Airline Industry Forecast to Suffer Record $84 Billion Loss
Airline losses are surging to unprecedented levels expected to be three times those following the 2008 global economic slump.
(Bloomberg) -- Airline losses are surging to unprecedented levels expected to be more than three times those following the 2008 global economic slump, according to the industry’s main trade group.
The International Air Transport Association on Tuesday predicted carriers will lose a combined $84 billion this year and almost $16 billion in 2021, its first estimate of the hit to earnings since the Covid-19 crisis began. That compares with $31 billion during the 2008-2009 recession.

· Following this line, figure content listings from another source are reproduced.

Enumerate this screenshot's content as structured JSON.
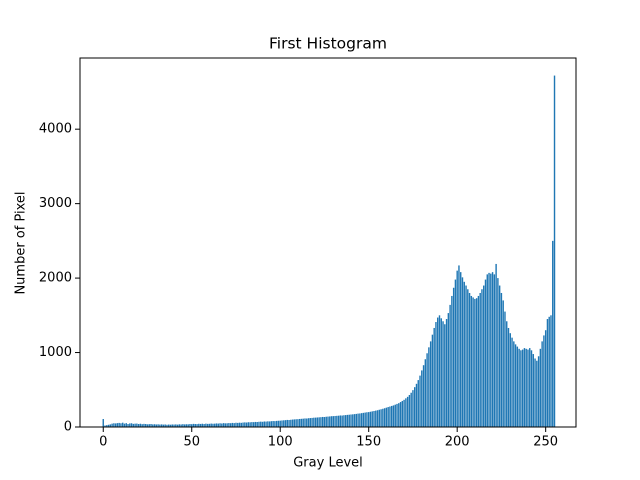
{
  "chart_data": {
    "type": "bar",
    "title": "First Histogram",
    "x_label": "Gray Level",
    "y_label": "Number of Pixel",
    "color": "#1f77b4",
    "x": [
      0,
      1,
      2,
      3,
      4,
      5,
      6,
      7,
      8,
      9,
      10,
      11,
      12,
      13,
      14,
      15,
      16,
      17,
      18,
      19,
      20,
      21,
      22,
      23,
      24,
      25,
      26,
      27,
      28,
      29,
      30,
      31,
      32,
      33,
      34,
      35,
      36,
      37,
      38,
      39,
      40,
      41,
      42,
      43,
      44,
      45,
      46,
      47,
      48,
      49,
      50,
      51,
      52,
      53,
      54,
      55,
      56,
      57,
      58,
      59,
      60,
      61,
      62,
      63,
      64,
      65,
      66,
      67,
      68,
      69,
      70,
      71,
      72,
      73,
      74,
      75,
      76,
      77,
      78,
      79,
      80,
      81,
      82,
      83,
      84,
      85,
      86,
      87,
      88,
      89,
      90,
      91,
      92,
      93,
      94,
      95,
      96,
      97,
      98,
      99,
      100,
      101,
      102,
      103,
      104,
      105,
      106,
      107,
      108,
      109,
      110,
      111,
      112,
      113,
      114,
      115,
      116,
      117,
      118,
      119,
      120,
      121,
      122,
      123,
      124,
      125,
      126,
      127,
      128,
      129,
      130,
      131,
      132,
      133,
      134,
      135,
      136,
      137,
      138,
      139,
      140,
      141,
      142,
      143,
      144,
      145,
      146,
      147,
      148,
      149,
      150,
      151,
      152,
      153,
      154,
      155,
      156,
      157,
      158,
      159,
      160,
      161,
      162,
      163,
      164,
      165,
      166,
      167,
      168,
      169,
      170,
      171,
      172,
      173,
      174,
      175,
      176,
      177,
      178,
      179,
      180,
      181,
      182,
      183,
      184,
      185,
      186,
      187,
      188,
      189,
      190,
      191,
      192,
      193,
      194,
      195,
      196,
      197,
      198,
      199,
      200,
      201,
      202,
      203,
      204,
      205,
      206,
      207,
      208,
      209,
      210,
      211,
      212,
      213,
      214,
      215,
      216,
      217,
      218,
      219,
      220,
      221,
      222,
      223,
      224,
      225,
      226,
      227,
      228,
      229,
      230,
      231,
      232,
      233,
      234,
      235,
      236,
      237,
      238,
      239,
      240,
      241,
      242,
      243,
      244,
      245,
      246,
      247,
      248,
      249,
      250,
      251,
      252,
      253,
      254,
      255
    ],
    "values": [
      107,
      20,
      25,
      30,
      35,
      45,
      50,
      48,
      52,
      55,
      50,
      58,
      45,
      52,
      40,
      48,
      50,
      42,
      45,
      46,
      40,
      44,
      38,
      42,
      40,
      36,
      38,
      40,
      35,
      37,
      34,
      36,
      33,
      35,
      32,
      34,
      30,
      33,
      31,
      34,
      33,
      35,
      32,
      36,
      34,
      38,
      35,
      37,
      36,
      40,
      38,
      42,
      40,
      39,
      43,
      41,
      44,
      40,
      45,
      42,
      43,
      46,
      44,
      45,
      48,
      46,
      50,
      47,
      52,
      49,
      50,
      53,
      51,
      55,
      52,
      57,
      55,
      58,
      56,
      60,
      62,
      60,
      64,
      63,
      66,
      65,
      68,
      67,
      70,
      72,
      70,
      74,
      73,
      76,
      75,
      78,
      80,
      79,
      82,
      84,
      85,
      88,
      90,
      92,
      95,
      94,
      97,
      100,
      102,
      104,
      105,
      108,
      110,
      112,
      115,
      114,
      118,
      120,
      122,
      125,
      126,
      128,
      130,
      132,
      135,
      134,
      138,
      140,
      142,
      145,
      146,
      148,
      150,
      152,
      155,
      154,
      158,
      160,
      163,
      165,
      168,
      170,
      173,
      176,
      180,
      182,
      186,
      190,
      194,
      198,
      200,
      205,
      210,
      215,
      220,
      225,
      232,
      238,
      245,
      252,
      260,
      268,
      275,
      283,
      290,
      300,
      310,
      320,
      335,
      350,
      365,
      385,
      405,
      430,
      460,
      495,
      535,
      580,
      630,
      690,
      760,
      830,
      910,
      990,
      1070,
      1150,
      1240,
      1330,
      1410,
      1470,
      1500,
      1460,
      1420,
      1380,
      1450,
      1530,
      1640,
      1760,
      1870,
      1980,
      2100,
      2170,
      2080,
      2010,
      1950,
      1900,
      1850,
      1800,
      1760,
      1740,
      1720,
      1730,
      1760,
      1800,
      1850,
      1900,
      1980,
      2050,
      2070,
      2060,
      2080,
      2050,
      2190,
      2000,
      1900,
      1800,
      1700,
      1550,
      1420,
      1330,
      1260,
      1200,
      1150,
      1110,
      1080,
      1050,
      1030,
      1040,
      1060,
      1050,
      1040,
      1060,
      1030,
      980,
      920,
      890,
      950,
      1050,
      1150,
      1230,
      1300,
      1450,
      1480,
      1500,
      2500,
      4720
    ],
    "xlim": [
      -13.14,
      267.14
    ],
    "xticks": [
      0,
      50,
      100,
      150,
      200,
      250
    ],
    "ylim": [
      0,
      4956
    ],
    "yticks": [
      0,
      1000,
      2000,
      3000,
      4000
    ]
  }
}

The grim forecast comes as airlines seek to gradually restart operations with the pandemic beginning to recede. Industry debt has jumped by about $120 billion, a level many carriers will be unable to sustain without governments stepping in to convert borrowing into equity, the trade body said. The alternative to a rise in state ownership would be mass bankruptcies, it said.

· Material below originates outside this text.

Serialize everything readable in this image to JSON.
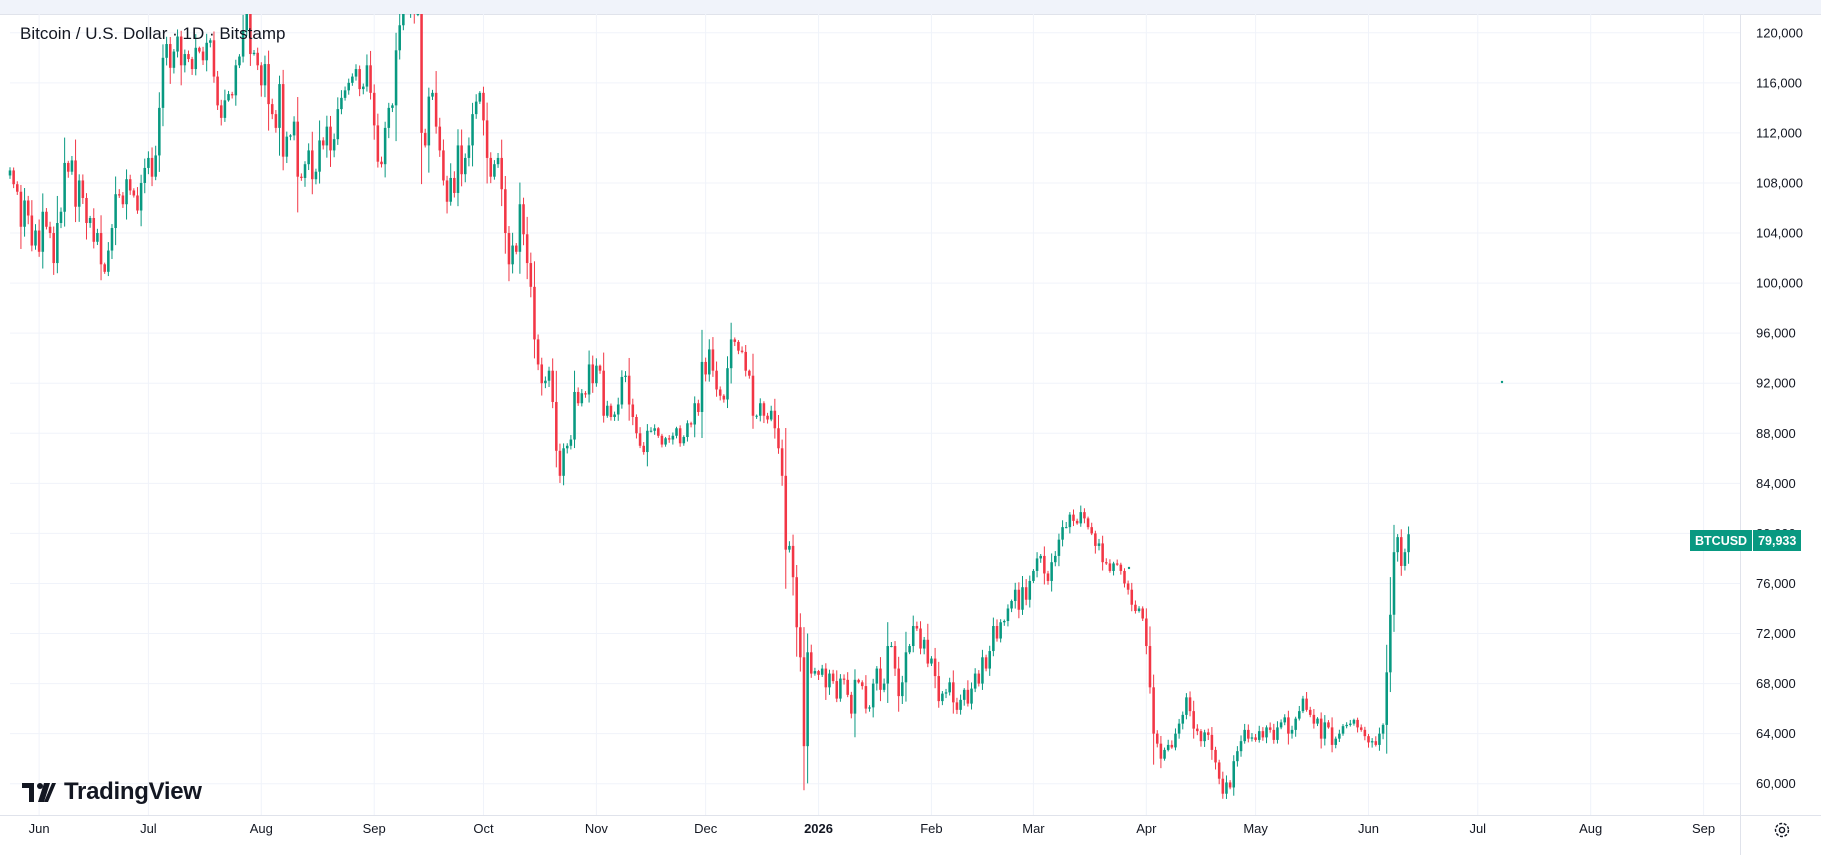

“Losses this year will be the biggest in aviation history,” IATA Chief Executive Officer Alexandre de Juniac said on a call with reporters. “There is no comparison for the dimensions of this crisis.”
While IATA hasn’t previously estimated losses, it said the anticipated decline in passenger revenue this year has widened to $371 billion from the $314 billion forecast in April. The drop including non-passenger sales may be $419 billion.
Losses will amount to between 15% and 30% of revenue depending on the region, with no prospect of a return to profitability until 2022 at the earliest even if there’s no second wave of coronavirus infections.
Airlines are set to end the year with about $550 billion in total debt, IATA forecast. That means the sector’s borrowings next year will be 16 times earnings even on an Ebitdar basis, stretching from 4.6 times in 2019.
While some carriers may be able to cope by raising fresh equity themselves, stretched balance sheets are likely to lead to many states buying stakes, it said. Only $11 billion of the $123 billion in various forms of aid provided so far has been in the form of direct investment.
Global connectivity will also be reduced, with the number of city-pair links down by about 25% by the end of the year even after operations resume, the trade body said. Yields, a measure of fares, are likely to be down by around 20% as airlines cut prices to attract passengers back to travel.